Pour gagner, la candidate démocrate sait pourtant qu'elle ne pourra pas se passer des électeurs sensibles aux questions environnementales. C'est le cas en particulier des 18-35 ans, ceux que les Américains ont surnommé les "Millenials". Or, cette génération, qui est en passe de peser aussi lourd sur le plan démographique que ses aînés "baby-boomers" aux États-Unis, s’était massivement portée sur la candidature plus "verte" du sénateur Bernie Sanders lors de la primaire et peine à reporter son vote sur Hillary Clinton.
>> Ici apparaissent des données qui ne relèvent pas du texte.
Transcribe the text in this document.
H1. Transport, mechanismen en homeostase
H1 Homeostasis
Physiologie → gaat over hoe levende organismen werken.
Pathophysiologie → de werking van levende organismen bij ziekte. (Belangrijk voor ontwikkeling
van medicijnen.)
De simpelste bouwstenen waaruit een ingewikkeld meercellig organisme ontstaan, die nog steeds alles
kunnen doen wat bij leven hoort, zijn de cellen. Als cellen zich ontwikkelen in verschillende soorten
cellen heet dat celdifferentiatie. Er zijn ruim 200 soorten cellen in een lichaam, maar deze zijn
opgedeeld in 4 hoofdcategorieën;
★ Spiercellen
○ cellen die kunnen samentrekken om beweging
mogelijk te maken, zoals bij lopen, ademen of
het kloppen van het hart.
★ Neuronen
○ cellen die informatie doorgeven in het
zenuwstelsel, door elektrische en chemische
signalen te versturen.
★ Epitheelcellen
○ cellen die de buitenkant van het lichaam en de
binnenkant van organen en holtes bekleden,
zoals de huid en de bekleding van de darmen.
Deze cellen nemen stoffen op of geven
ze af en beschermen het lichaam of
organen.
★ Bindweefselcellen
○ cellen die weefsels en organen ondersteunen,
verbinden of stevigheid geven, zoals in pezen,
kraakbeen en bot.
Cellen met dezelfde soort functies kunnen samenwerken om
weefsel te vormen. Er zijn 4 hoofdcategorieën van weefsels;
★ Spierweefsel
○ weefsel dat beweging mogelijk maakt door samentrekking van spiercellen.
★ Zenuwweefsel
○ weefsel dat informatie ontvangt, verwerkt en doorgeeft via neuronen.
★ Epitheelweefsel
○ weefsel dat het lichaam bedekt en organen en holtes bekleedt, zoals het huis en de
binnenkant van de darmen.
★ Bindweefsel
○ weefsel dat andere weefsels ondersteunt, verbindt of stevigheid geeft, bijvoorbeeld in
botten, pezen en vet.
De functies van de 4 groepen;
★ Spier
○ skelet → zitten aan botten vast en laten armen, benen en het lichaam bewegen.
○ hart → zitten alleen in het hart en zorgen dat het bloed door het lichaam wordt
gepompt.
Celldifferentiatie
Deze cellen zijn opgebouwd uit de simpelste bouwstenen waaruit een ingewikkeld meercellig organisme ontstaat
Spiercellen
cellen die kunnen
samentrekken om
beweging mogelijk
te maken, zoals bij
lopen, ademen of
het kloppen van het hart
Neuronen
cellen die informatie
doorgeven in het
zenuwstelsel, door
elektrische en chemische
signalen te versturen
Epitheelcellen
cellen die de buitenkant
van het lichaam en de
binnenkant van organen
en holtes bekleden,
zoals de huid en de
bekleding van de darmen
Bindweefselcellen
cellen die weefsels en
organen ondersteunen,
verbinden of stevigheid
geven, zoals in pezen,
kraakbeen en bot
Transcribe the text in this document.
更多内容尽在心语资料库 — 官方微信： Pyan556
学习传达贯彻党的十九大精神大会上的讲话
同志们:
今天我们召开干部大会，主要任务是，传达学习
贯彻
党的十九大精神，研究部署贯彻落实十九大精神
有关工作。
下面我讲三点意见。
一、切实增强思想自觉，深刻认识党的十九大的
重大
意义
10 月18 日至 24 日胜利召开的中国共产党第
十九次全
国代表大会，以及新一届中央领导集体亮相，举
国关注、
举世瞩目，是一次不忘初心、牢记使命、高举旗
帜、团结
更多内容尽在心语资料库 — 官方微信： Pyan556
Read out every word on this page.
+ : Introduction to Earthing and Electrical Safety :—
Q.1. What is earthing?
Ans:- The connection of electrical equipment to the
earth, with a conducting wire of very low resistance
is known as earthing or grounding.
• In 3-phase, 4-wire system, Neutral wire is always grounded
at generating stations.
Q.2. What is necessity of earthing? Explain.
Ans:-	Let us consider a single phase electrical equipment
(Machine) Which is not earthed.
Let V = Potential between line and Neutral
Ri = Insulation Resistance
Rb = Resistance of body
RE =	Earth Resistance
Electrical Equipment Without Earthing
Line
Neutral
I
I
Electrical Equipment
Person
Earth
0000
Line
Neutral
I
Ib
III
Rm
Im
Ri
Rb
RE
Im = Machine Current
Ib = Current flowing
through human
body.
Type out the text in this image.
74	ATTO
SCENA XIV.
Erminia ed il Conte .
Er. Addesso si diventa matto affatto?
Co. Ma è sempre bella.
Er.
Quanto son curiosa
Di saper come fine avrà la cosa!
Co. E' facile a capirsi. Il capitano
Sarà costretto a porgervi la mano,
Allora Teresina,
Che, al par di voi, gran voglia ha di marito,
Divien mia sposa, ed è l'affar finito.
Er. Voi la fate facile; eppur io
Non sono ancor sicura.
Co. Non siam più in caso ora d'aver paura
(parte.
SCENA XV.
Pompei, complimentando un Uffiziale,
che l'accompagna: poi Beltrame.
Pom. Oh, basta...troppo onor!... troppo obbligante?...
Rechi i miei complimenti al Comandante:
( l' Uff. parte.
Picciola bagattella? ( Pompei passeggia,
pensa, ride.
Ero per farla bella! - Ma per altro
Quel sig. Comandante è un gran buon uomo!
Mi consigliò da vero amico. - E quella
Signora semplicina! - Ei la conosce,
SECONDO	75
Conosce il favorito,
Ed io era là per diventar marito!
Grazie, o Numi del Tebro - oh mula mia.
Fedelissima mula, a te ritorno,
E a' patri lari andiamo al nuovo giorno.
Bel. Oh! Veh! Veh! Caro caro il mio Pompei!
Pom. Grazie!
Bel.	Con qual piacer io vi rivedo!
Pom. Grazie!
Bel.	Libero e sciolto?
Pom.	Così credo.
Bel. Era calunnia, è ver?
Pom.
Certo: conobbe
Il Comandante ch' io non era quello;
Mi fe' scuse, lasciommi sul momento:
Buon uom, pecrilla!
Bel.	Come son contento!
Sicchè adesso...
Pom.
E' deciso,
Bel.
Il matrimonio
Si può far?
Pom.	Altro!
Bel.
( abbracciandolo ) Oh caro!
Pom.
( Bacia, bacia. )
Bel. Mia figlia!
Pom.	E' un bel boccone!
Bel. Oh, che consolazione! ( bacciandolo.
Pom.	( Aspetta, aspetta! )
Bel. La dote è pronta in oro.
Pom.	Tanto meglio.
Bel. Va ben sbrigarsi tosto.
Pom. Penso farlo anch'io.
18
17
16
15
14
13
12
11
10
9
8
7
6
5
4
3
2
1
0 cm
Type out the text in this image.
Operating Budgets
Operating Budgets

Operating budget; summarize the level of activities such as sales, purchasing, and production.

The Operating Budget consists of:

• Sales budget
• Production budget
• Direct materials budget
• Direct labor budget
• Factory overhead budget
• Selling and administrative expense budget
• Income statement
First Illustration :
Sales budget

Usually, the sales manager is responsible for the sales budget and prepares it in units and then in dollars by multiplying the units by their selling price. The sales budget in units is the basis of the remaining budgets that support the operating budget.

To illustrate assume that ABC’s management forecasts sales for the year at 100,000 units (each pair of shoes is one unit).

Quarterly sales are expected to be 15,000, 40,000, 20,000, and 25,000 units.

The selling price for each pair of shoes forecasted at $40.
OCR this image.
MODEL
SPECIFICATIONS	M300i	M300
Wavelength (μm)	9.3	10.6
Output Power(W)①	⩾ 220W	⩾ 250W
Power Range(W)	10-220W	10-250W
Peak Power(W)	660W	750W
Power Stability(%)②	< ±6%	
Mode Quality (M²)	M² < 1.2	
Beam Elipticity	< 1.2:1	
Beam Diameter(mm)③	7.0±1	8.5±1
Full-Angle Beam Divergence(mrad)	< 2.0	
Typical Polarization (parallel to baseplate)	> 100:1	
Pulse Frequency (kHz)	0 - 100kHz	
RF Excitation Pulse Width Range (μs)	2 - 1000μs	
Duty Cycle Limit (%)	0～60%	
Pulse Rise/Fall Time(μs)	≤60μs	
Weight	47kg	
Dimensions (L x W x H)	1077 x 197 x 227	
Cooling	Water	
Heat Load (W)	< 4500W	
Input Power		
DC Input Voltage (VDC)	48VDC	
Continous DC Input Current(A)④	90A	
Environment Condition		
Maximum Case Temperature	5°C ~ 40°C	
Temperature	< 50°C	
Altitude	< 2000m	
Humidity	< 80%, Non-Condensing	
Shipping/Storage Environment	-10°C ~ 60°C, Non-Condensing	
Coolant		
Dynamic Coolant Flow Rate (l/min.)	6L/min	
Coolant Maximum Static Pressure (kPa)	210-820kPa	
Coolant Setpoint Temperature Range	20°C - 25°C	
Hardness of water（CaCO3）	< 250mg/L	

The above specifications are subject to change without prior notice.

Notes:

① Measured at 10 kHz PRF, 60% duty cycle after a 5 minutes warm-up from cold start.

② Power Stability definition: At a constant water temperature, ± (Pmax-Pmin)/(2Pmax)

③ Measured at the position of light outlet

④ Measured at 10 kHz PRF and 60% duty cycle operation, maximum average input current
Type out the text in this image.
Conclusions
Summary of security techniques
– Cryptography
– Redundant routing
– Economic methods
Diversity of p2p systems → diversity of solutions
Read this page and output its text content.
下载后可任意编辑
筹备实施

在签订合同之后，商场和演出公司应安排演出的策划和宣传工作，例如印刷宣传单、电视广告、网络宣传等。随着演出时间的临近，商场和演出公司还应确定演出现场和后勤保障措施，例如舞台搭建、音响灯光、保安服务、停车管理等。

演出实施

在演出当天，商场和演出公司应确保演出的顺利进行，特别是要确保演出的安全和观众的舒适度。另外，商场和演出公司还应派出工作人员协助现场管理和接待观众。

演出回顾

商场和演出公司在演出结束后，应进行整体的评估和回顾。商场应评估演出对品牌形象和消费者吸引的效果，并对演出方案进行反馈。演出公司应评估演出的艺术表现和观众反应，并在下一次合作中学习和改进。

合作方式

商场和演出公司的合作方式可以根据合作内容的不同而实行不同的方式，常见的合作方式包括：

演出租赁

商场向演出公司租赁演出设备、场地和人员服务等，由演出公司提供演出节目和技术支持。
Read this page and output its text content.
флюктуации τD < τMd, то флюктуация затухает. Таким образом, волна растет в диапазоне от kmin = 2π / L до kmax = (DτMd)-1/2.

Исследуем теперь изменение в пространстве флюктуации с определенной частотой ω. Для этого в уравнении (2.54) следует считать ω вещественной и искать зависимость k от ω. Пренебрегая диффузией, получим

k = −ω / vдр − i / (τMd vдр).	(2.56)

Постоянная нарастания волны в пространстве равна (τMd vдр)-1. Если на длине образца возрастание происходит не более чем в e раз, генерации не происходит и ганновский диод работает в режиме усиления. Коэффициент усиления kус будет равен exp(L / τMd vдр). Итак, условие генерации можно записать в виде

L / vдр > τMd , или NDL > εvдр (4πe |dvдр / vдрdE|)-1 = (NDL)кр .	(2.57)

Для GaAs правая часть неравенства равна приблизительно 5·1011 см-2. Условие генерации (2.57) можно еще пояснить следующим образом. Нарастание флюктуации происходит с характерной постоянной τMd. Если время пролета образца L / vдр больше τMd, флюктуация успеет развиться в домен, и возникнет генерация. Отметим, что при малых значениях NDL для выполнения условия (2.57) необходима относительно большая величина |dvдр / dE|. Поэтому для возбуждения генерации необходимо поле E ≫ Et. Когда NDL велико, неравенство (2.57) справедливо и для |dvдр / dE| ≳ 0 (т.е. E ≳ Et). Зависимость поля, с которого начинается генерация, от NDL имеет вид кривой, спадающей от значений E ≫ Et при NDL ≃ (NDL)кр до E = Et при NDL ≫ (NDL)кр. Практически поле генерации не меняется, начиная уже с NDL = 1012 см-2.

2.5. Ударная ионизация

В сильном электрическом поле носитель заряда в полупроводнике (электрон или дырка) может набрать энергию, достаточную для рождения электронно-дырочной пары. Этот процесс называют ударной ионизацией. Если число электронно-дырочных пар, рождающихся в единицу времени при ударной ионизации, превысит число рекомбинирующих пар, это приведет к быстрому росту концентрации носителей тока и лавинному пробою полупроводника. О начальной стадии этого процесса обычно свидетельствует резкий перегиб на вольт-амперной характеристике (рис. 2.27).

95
"Hillary Clinton n'est pas la candidate parfaite, résume May Boeve, l'une des porte-voix de l'ONG 350.org. Mais je crois que notre mobilisation pourra la faire pencher vers plus d'action contre le changement climatique et pour la justice sociale. Ce n'est pas le choix du cœur, c'est le choix de la raison. Nous ne pouvons pas nous permettre de perdre quatre années dans cette bataille."
Signe de cette mobilisation "de raison" en faveur du vote Clinton, les lobbys pro-environnement américains, tels que le Sierra Club ou la League of conservation voters, ont dépensé cette année plus de 100 millions de dollars pour soutenir le camp démocrate. Un record.